Seinfeld’s now classic placements are said to have occurred merely because Jerry Seinfeld liked the

brands (Padnick 1997). Consumer good companies, realizing the importance of close relationships

with talent, cultivate these opportunities by sending them free goods and establishing partnerships

with the hopes that the talent will ask for their products to be used in their productions, in return, as

in the following example:

C4: “Sandra Bullock came in the office, we spent some time with her, we hit it off, gave her some products for her own personal use. She came back to us a week later and said, “I’m filming a movie. I’d love to get you guys involved with this thing.” Great! Products have been put forth, provided to the folks in the production and we’re actually looking, based on how the placement turns out, we may do a 4th quarter promotion tied around the products that are in the film.”

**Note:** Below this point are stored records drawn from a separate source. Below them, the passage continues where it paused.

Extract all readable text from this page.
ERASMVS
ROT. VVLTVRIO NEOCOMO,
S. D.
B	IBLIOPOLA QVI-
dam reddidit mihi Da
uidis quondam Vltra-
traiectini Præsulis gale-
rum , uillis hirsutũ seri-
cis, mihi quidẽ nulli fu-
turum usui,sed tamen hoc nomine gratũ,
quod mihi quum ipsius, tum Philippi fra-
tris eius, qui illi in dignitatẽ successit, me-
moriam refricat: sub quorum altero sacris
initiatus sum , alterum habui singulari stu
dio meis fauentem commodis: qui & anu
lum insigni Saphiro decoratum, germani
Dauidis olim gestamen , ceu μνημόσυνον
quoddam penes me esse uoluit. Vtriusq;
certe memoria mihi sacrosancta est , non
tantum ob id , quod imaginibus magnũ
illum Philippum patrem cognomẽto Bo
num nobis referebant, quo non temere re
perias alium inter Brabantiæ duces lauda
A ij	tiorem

Power also expresses itself in terms of money. Cost cutting has always been part of the

reason why studios use product placements and the industry is still “looking to cut costs... whatever

it takes” (C5). Product placement deals can bring in that much needed production and marketing

support. Of course, this leaves out many of the smaller companies who simply cannot compete.

O2: “it’s a lot harder to battle against Budweiser in the motion picture product placement world…. You’re not going to get in nearly as many movies, because Budweiser has a lot more contacts. The few you get in, if you don’t pay, you’re going to get buried, you’re not going to get good placements. The few you do, you’re going to have to pay.”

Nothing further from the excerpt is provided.